The robot uses common
sense and logic to unlock doors. In one scene in the
game, the player is locked inside a room. There is a
guard on the floor that is dead and a locked door.
Using common sense, the robot is able to understand
that the guard usually has keys to unlock doors. He
approaches the dead guard and searches him and finds
the key. Next, the robot understand that locked doors
require a key in order to open. So, the robot takes
the keys from the guard and unlocks the door. Without
common sense, the robot would not have been able to
unlock the door. In other settings the environment
might be even more complex. For example, there might
be no keys and the player is forced to find
alternative ways to get out (like finding a secret
passage). Or the player can take an axe from the dead
guard to chop open the locked door.
This video shows a
robot trying to open locked doors.
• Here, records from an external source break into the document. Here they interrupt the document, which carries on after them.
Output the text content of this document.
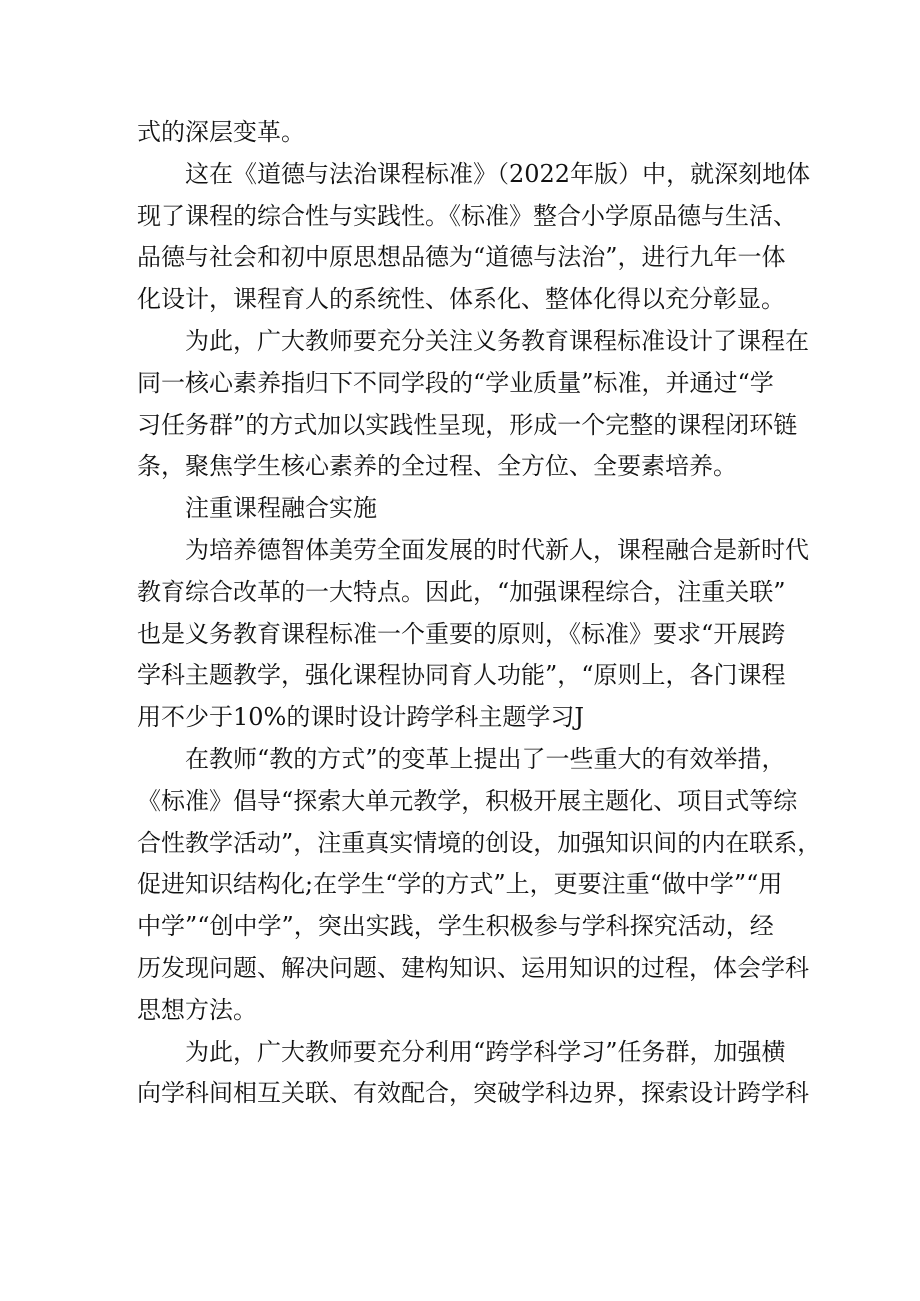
式的深层变革。

这在《道德与法治课程标准》（2022年版）中，就深刻地体
现了课程的综合性与实践性。《标准》整合小学原品德与生活、
品德与社会和初中原思想品德为“道德与法治”，进行九年一体
化设计，课程育人的系统性、体系化、整体化得以充分彰显。

为此，广大教师要充分关注义务教育课程标准设计了课程在
同一核心素养指归下不同学段的“学业质量”标准，并通过“学
习任务群”的方式加以实践性呈现，形成一个完整的课程闭环链
条，聚焦学生核心素养的全过程、全方位、全要素培养。

注重课程融合实施

为培养德智体美劳全面发展的时代新人，课程融合是新时代
教育综合改革的一大特点。因此，“加强课程综合，注重关联”
也是义务教育课程标准一个重要的原则，《标准》要求“开展跨
学科主题教学，强化课程协同育人功能”，“原则上，各门课程
用不少于10%的课时设计跨学科主题学习J

在教师“教的方式”的变革上提出了一些重大的有效举措，
《标准》倡导“探索大单元教学，积极开展主题化、项目式等综
合性教学活动”，注重真实情境的创设，加强知识间的内在联系，
促进知识结构化;在学生“学的方式”上，更要注重“做中学”“用
中学”“创中学”，突出实践，学生积极参与学科探究活动，经
历发现问题、解决问题、建构知识、运用知识的过程，体会学科
思想方法。

为此，广大教师要充分利用“跨学科学习”任务群，加强横
向学科间相互关联、有效配合，突破学科边界，探索设计跨学科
There are no sound
in the video because I wanted to show the viewers
what the robot is thinking while opening locked
doors. The flashing text and freeze frames are the
internal thoughts of the robot and not instruction
text for the viewers. These internal thoughts
describe the details of how the robot produce
intelligence.
My robot doesn't use:
planning programs/heuristic searches (used by MIT and
Stanford University), Bayesian's probability theories
for decision making, Bayesian's equation for
induction and deduction, semantic networks for
natural language understanding, predicate calculus,
common sense systems, first-order logic, rule-based
systems, genetic programming, or MACHINE LEARNING.